Organic meat, poultry, eggs, and dairy products come from
animals that are raised without the use of antibiotics or growth hormones. The
animals also must be raised in living conditions that encourage their natural
behaviors such as the ability to graze on pastures and are fed 100% organic
feed. This makes it less likely that these animals will carry disease or create
antibiotic-resistant strains of bacteria.
Certified organic foods will include the USDA organic seal
on the label. You can learn more about the USDA’s National Organic Program on
their website.
Many people are under the impression that organic foods are
always the healthier option. However, research has generally found that the
nutrient value of organic produce and conventionally grown produce is similar.
Some packaged organic foods found in the grocery store are still high in
calories, saturated fat, and added sugar. So, organic ice cream and organic
pretzels are not more nutritious than fresh produce or whole grains just
because they wear the organic seal.
You should also consider the cost of buying organic. At
times you may find that organic products are the same price as the conventional
variety. But often, especially in the produce section of the store, you’ll see
that organic items cost significantly more than conventional items. A lot of
this extra cost comes from the increased labor needs for organic
farming.
Worried about your exposure to pesticides and chemical
fertilizers? The Environmental Working Group (EWG) is a non-profit that
provides an annual list called the “dirty dozen”. The list names 12 fruits and
vegetables found to be highest in pesticide residues based on laboratory tests
from the USDA. The dirty dozen currently includes: apples, celery, sweet bell
peppers, peaches, strawberries, imported nectarines, grapes, spinach, lettuce,
cucumbers, blueberries, and potatoes. Other recent research from the EWG
indicates that green beans and leafy greens such as kale and collard greens may
also be best bought organic.
Takeaways:
- Consider cost. If organic foods are too pricey for your budget, don’t let that deter you from buying healthy foods, especially fruits and vegetables. While conventional produce will contain higher levels of pesticide residues, the amount is still very small, and the nutritional benefits of eating fruits and vegetables outweigh the risks of the pesticides. The important thing is to get in those healthy nutrient-rich foods like fresh produce, whole grains, low-fat dairy, nuts and seeds, beans, and lean meats.

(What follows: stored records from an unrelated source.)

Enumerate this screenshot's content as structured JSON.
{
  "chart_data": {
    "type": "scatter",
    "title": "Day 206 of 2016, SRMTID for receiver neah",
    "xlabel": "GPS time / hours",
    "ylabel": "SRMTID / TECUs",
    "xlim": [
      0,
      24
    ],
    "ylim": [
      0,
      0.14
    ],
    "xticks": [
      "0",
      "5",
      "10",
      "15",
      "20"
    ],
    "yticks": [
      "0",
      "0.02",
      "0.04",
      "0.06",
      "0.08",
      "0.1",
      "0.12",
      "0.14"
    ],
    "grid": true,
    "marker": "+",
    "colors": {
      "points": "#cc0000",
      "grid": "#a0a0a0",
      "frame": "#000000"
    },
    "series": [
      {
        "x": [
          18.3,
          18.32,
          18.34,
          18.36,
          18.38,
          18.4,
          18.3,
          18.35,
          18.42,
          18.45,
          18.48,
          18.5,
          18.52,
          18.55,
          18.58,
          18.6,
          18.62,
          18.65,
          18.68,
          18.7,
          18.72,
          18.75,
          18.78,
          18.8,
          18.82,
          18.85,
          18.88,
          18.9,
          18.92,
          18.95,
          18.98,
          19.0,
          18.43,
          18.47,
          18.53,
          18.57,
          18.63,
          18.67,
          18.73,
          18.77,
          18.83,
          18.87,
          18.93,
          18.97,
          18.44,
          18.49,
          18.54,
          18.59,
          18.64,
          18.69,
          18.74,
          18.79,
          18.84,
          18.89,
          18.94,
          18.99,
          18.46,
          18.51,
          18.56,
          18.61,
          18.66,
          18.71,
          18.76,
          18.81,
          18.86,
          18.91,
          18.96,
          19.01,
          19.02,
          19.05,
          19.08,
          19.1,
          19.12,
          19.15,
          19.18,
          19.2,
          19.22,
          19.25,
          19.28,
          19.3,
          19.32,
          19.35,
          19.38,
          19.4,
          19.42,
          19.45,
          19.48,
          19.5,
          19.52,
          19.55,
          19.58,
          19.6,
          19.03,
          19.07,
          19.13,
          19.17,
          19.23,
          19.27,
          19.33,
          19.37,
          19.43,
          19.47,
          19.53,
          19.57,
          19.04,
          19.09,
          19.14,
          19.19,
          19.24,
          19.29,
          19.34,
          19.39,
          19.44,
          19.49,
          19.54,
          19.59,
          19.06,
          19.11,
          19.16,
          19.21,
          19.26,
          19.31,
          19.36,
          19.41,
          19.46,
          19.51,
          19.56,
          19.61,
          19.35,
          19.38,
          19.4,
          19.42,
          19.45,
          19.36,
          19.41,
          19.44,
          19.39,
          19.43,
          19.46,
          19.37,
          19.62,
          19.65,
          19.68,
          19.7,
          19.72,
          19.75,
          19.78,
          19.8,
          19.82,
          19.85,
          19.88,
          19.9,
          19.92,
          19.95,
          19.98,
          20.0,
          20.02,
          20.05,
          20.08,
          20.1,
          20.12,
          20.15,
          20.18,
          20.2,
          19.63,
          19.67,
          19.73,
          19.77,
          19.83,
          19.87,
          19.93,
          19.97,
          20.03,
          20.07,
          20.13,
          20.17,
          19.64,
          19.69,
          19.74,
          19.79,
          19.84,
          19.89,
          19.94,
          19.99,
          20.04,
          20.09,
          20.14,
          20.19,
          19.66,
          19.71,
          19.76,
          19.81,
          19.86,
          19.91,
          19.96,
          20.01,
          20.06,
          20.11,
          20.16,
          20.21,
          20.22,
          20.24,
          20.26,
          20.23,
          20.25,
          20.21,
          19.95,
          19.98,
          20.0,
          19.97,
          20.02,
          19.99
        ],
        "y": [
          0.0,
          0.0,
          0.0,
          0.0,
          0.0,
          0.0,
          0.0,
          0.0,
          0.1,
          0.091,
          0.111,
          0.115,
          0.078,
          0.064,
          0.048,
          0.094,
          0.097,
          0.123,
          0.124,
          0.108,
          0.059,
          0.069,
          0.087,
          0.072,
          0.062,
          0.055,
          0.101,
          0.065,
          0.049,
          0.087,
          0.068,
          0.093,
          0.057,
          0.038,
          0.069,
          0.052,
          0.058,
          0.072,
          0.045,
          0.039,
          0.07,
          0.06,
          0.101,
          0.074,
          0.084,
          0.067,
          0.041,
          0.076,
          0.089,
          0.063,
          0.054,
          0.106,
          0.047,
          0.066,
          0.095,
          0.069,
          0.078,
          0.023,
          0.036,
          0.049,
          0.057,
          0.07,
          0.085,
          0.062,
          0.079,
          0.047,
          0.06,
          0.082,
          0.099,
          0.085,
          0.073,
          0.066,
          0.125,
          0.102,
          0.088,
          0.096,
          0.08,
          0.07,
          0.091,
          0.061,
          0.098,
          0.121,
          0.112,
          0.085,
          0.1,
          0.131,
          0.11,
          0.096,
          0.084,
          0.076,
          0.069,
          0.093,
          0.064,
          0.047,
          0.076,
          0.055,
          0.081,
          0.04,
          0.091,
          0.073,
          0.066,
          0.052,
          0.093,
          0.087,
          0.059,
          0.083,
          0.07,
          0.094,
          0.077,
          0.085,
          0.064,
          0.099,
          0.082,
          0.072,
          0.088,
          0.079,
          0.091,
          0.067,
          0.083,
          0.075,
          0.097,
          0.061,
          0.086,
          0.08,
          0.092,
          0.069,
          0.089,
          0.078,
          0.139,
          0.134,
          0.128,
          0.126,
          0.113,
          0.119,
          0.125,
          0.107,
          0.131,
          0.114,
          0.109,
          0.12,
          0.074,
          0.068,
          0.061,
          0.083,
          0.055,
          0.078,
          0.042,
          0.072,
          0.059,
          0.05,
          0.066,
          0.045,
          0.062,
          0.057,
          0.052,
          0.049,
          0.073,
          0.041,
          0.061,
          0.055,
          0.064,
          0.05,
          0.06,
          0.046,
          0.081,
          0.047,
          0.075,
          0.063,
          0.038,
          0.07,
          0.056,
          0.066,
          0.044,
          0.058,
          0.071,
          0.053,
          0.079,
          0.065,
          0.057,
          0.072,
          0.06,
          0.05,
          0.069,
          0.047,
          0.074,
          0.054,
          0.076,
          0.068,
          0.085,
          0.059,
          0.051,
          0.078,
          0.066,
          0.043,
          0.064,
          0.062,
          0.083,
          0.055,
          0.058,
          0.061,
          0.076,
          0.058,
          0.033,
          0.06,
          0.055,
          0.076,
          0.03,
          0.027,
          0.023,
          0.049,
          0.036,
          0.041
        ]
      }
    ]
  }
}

- More research is needed about the effects of pesticides on humans. If your budget allows for it and you want to cut down on your exposure to pesticides and chemical fertilizers, you can start by buying organic varieties of the foods on the dirty dozen list.
- For foods labeled organic, check the nutrition facts label to compare foods and make the best choice. Be sure to check calories, serving size, and carbohydrates. Again, the organic seal does not always indicate the best choice. If you have diabetes make it a priority to choose foods that fit best with your meal plan. Sticking to your plan will help you control your diabetes and also reduce your risk for diabetes complications.